The theme invites research, reflection, and critique of the “One World, One Network‽” discourse in communication studies on questions including (but not limited to) the following:

  • How do we theorize and model interdependent networks nested at many levels (from brain cells to societies) to better understand and enable how communicative processes and structures shape our world?
  • How do global networks organize and mobilize socio-political contestations online and offline? How can networks of resistance, solidarity, and counter-power through regional formations both beyond and beneath the nation-state shape “Another World”?
  • How are advances in artificial intelligence, robotization, the Internet of Things, genetic engineering, and neuroscience, among others, contributing to the future trajectories of algorithmically infused societies and networks, at work and play, around the world?
  • How are media systems – old and new – nurturing networks of “intimate publics” and “counter publics” among communities around the globe?

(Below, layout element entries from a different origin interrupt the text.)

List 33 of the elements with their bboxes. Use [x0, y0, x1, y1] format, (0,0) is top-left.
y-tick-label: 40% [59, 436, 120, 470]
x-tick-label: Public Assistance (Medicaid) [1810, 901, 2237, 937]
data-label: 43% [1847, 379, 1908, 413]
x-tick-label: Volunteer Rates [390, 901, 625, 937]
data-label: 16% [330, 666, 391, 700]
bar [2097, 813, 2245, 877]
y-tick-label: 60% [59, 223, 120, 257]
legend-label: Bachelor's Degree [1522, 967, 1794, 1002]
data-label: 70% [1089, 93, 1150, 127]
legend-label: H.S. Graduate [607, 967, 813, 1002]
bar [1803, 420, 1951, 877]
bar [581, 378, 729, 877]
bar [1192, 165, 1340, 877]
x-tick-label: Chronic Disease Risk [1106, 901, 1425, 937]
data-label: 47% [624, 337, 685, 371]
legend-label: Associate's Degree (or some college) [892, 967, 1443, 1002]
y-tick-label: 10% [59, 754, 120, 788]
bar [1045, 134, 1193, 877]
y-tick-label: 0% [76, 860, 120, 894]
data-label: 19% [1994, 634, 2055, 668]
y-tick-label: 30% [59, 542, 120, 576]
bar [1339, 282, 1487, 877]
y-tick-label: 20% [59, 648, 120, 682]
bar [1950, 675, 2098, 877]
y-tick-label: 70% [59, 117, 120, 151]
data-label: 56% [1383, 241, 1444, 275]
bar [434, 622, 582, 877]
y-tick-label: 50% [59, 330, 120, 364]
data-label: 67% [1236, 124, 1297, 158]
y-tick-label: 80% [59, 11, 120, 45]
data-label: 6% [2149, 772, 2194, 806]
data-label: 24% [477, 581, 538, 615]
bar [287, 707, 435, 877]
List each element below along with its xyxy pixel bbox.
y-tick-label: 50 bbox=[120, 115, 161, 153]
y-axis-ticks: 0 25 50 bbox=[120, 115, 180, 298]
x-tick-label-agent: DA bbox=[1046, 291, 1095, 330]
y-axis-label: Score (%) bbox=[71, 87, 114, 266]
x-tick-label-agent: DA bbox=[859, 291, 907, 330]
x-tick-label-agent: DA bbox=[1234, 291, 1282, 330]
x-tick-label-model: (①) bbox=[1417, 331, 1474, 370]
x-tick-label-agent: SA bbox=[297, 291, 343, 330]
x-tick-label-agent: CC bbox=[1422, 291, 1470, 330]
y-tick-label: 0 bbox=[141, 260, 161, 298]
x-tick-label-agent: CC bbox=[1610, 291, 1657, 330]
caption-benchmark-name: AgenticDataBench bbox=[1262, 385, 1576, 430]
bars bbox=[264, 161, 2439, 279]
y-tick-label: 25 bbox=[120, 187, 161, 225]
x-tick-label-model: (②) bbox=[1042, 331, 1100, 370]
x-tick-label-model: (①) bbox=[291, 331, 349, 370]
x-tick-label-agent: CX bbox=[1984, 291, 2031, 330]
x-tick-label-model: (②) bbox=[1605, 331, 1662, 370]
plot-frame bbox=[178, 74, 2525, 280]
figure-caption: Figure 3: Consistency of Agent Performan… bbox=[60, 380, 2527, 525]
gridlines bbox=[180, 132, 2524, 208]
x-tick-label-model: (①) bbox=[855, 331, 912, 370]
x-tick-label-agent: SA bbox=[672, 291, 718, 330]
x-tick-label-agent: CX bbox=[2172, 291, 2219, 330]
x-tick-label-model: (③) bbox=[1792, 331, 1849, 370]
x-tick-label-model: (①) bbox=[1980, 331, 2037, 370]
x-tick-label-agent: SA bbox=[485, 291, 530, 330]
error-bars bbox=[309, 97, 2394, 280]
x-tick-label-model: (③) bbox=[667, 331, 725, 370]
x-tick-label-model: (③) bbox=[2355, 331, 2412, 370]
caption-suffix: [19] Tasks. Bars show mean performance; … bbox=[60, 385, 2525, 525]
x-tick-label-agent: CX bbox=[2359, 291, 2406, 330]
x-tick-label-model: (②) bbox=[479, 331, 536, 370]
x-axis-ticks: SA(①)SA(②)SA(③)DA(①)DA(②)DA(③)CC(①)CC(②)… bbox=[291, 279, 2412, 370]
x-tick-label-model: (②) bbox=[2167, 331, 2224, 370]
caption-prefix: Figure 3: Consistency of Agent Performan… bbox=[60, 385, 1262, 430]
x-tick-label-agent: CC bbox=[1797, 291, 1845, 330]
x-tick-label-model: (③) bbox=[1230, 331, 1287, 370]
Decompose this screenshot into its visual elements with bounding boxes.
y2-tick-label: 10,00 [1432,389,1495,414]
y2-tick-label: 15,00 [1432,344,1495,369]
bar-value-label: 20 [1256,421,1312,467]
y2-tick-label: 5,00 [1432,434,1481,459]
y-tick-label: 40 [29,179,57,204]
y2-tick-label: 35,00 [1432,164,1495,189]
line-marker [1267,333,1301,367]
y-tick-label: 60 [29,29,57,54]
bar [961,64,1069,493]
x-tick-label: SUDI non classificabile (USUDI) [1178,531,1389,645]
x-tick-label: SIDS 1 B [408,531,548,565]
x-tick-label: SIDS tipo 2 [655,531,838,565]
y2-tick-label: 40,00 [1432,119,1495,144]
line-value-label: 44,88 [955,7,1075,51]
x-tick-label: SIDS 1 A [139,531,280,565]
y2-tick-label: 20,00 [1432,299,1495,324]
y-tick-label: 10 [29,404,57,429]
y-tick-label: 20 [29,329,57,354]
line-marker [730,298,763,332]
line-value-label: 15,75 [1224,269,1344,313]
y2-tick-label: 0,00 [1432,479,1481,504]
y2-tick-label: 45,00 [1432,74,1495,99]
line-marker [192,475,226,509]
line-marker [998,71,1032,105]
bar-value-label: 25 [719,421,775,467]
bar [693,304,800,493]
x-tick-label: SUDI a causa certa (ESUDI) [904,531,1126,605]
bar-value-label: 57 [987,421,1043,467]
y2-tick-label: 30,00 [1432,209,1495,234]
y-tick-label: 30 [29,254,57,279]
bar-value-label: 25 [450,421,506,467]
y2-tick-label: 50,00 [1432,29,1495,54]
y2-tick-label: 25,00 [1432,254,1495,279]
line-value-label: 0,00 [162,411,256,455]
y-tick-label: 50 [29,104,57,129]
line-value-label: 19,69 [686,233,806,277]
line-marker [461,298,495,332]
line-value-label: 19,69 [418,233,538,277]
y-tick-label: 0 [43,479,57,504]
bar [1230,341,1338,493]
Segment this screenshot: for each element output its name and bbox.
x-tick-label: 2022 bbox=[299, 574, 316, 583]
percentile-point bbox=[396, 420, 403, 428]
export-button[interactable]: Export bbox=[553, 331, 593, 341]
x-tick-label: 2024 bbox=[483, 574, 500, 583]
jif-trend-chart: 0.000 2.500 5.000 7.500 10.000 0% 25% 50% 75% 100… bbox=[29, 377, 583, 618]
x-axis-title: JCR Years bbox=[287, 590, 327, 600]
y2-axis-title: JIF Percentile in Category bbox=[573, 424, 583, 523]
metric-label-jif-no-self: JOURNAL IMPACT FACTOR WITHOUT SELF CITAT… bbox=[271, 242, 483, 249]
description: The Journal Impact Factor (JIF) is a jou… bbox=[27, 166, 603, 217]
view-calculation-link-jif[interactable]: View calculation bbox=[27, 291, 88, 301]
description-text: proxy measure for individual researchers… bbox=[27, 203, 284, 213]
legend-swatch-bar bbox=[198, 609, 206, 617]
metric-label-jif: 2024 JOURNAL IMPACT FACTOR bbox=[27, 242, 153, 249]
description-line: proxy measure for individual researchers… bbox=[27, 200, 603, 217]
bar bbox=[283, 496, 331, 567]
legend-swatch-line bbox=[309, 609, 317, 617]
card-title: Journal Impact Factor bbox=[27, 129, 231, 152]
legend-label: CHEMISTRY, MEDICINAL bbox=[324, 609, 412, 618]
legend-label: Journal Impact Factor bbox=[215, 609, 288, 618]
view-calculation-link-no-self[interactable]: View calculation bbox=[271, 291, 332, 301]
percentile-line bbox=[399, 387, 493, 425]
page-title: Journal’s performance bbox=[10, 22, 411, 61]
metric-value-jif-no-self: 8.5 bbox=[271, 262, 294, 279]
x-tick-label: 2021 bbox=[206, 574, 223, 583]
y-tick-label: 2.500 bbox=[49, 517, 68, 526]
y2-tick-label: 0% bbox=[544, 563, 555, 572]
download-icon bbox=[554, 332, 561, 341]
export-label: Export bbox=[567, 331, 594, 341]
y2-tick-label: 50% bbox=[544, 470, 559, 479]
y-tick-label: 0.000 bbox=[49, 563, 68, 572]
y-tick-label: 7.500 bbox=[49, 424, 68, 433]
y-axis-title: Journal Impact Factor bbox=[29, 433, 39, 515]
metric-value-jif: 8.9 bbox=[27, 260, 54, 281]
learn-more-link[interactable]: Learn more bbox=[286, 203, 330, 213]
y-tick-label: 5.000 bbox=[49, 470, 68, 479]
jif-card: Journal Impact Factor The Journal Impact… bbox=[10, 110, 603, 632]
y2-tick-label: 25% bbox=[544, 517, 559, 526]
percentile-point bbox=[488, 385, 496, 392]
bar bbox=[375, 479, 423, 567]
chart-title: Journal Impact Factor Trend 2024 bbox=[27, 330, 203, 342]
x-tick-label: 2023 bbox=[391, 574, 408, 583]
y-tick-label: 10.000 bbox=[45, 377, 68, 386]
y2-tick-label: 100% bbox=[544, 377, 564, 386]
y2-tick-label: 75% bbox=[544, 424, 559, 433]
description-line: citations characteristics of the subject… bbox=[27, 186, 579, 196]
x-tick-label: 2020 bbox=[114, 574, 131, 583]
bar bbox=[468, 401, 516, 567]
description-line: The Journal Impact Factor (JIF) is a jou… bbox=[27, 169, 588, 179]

  • How and why do some networks infiltrate mainstream media systems with disinformation, propaganda, and hate while other networks find themselves ignored, censored, or targeted?
  • How are networks contributing to images of the Global South produced and consumed in the Global North – and vice versa? How do these asymmetries shape inequities in our responses to global challenges such as pandemics and sustainable development?
  • How can networks change the lived experiences – training, mentoring, publishing, co-authoring, and recruiting – of under-represented scholars around the world in the field of communication? How do we square the circle of “oneness” while promoting visibility of minoritized positions? What must we do to decolonize communication scholarship and address methodological imperialism? How do we expand the notion of “One World” to also signal, inclusively, “All Our World(s)”?